Он смотрит на часы и переходит к следующему разделу урока. Он объясняет, что нам необходимо запомнить восемь основных положений, регламентирующих человеческую жизнь, восемь «Ich muß» («Я должен»), а именно:
— Ich muß aufstehen (Я должен вставать).
Чтобы мы лучше усвоили эту истину, сморчок заставляет нас трижды повторять вместе с ним: «Ich muß aufstehen».
Поняли ли мы его? Да, конечно.
— Ich muß mich waschen (Я должен мыться), — провозглашает далее наш учитель.
Поразительное открытие!.. Я гляжу на склонного к иронии Виктора — он зажимает подрагивающие губы кулаком. Снова хором повторяем немецкую фразу — относительно того, что я должен мыться.
— Ich muß arbeiten (Я должен работать), — заявляет вслед за тем обер-лейтенант и, тревожась, справляется, понятно ли нам это.
Отвечаем без всякого энтузиазма:
— Я-а.
— Ich muß reinigen (Я должен наводить чистоту), — убежденно декларирует учитель.
Против чистоты мы ничего не имеем. Пожалуйста.
— Ich muß ruhen (Я должен отдыхать), — менее уверенно говорит он.
В том, что человек должен отдыхать, мы тоже не совсем уверены, но он не заставляет повторять: «Ich muß ruhen».
— Ich muß essen (Я должен есть), — скороговоркой выпаливает сморчок.
— Ich muß austreten (Я должен посетить уборную), — тут же бодро произносит он и считает необходимым обратить особое внимание на столь важный момент человеческого бытия. Мы трижды повторяем вместе с учителем: «Ich muß austreten».

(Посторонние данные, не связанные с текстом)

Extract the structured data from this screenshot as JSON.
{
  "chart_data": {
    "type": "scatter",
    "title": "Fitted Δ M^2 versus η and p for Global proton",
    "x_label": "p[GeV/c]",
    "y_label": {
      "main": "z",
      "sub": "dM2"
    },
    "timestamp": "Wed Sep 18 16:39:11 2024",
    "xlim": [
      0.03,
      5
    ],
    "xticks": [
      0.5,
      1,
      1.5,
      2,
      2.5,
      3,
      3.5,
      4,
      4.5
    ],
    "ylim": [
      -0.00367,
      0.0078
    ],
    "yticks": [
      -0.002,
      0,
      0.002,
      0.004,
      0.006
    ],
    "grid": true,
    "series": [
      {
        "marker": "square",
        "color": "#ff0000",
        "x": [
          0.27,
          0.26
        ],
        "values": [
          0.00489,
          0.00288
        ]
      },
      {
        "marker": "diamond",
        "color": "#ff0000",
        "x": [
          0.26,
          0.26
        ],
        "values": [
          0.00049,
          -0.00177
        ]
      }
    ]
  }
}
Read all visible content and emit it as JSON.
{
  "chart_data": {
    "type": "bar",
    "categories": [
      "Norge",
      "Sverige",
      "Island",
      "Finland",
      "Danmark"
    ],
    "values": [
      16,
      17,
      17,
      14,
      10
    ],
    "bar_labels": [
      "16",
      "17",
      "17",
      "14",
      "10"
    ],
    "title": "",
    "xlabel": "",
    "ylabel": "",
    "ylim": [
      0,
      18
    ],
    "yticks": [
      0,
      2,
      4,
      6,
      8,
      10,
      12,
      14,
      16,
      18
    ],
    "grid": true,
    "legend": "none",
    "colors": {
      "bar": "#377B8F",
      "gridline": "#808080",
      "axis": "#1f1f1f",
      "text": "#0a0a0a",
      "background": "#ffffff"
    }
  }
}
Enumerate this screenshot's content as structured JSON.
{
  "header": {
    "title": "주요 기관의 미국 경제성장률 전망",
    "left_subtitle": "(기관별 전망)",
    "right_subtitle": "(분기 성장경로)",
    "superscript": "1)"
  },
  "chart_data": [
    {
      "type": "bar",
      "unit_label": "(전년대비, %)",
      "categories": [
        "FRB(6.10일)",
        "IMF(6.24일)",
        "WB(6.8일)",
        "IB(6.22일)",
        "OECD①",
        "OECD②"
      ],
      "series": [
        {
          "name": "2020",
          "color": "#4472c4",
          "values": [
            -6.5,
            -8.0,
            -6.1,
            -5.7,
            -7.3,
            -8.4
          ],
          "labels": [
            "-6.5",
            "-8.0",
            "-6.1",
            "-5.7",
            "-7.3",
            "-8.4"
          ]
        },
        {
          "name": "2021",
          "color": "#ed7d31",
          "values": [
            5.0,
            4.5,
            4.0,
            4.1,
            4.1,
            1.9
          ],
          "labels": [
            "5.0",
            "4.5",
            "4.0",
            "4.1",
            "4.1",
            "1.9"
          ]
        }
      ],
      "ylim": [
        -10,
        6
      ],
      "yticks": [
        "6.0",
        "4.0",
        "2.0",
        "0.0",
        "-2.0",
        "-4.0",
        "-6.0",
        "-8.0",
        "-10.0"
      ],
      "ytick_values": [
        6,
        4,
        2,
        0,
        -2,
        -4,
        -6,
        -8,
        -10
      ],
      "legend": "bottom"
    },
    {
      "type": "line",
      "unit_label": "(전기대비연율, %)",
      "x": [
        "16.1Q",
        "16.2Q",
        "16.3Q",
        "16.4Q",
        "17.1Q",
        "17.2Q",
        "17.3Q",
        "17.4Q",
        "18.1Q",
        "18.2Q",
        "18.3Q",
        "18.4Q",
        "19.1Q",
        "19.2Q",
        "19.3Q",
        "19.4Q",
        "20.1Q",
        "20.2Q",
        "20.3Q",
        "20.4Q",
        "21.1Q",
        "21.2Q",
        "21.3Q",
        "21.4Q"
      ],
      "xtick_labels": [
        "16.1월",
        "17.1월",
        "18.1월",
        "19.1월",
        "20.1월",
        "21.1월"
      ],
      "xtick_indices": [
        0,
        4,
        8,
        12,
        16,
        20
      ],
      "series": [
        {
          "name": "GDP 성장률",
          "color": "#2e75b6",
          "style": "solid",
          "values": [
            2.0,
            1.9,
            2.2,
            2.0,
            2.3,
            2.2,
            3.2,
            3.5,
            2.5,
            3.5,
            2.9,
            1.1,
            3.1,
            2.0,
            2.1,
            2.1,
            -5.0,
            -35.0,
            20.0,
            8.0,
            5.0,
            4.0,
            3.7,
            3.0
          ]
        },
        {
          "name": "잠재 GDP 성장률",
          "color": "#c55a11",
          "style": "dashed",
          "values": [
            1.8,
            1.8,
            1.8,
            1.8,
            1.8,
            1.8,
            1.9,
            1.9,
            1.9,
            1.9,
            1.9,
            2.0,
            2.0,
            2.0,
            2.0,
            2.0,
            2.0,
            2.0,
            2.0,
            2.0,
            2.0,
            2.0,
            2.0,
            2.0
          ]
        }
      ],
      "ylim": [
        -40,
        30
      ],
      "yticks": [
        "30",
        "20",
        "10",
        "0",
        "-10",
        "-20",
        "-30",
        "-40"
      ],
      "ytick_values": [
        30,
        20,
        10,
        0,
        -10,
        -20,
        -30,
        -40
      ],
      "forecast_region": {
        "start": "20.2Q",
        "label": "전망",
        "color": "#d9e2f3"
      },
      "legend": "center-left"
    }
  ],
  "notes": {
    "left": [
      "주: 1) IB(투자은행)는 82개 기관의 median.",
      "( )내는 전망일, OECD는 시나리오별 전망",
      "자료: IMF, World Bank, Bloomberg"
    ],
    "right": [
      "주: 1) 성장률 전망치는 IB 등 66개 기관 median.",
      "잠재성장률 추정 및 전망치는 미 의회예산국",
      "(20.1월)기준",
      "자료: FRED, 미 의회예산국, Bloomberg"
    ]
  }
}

— Ich muß schlafen (Я должен спать), — делится он с нами еще одним открытием.
Он опять смотрит на часы и начинает проверять, как мы усвоили урок.
«Что это — идиотизм, вырождение? — думаю я. — Может быть, лагерное начальство вообще не считает нас за людей?»
Мне больше не смешно. Я вдруг понимаю, что этот обер-лейтенант — мой личный враг, он наш общий враг, и таких, по-видимому, тысячи, готовых твердо осуществлять предначертания своего фюрера… Вот он, их «новый порядок», вот в миниатюре картина будущей жизни человека, которую они уготавливают нам!
В заключение урока обер-лейтенант посвящает несколько минут теоретическим рассуждениям. Ему известно, что в большинстве своем мы офицеры политической службы Красной Армии, да, но хорошо ли мы представляем себе, что такое политика?
— Политика — это страшно, — возвещает он.
— Политика — это кошмар, — подчеркивает он.
— Политика — это смерть, — пугает он нас.
Он сам когда-то командовал взводом солдат, расстреливавших коммунистов. Это, надо сказать, жутковато. Это как бред наяву. Он призывает нас отказаться в дальнейшей жизни от всякой политики…
Нет, не столь уж безобиден и глуп этот наставник. И не сморчок он, а маленькая ядовитая поганка!
Возвращаемся в свою комнату. Настроение отвратительное. Я подхожу к узкому крепостному окну. Оккупированный фашистами Вильнюс мигает редкими огоньками. Внизу за освещенной тюремной стеной темнеет полоса реки.
Если бы придумать такую катапульту, которая выбрасывала бы из окна прямо в реку!.. Я, наверно, согласился бы — пусть с большим риском, — чтобы меня вышвырнули первым. Уж лучше еще сто раз рискнуть жизнью, чем находиться во власти этих полуидиотов-полузверей. Я все равно убегу, лишь бы дождаться весны. Убегу, чтобы потом воевать с ними, с учеными людоедами и наставниками, и рассказывать о них людям.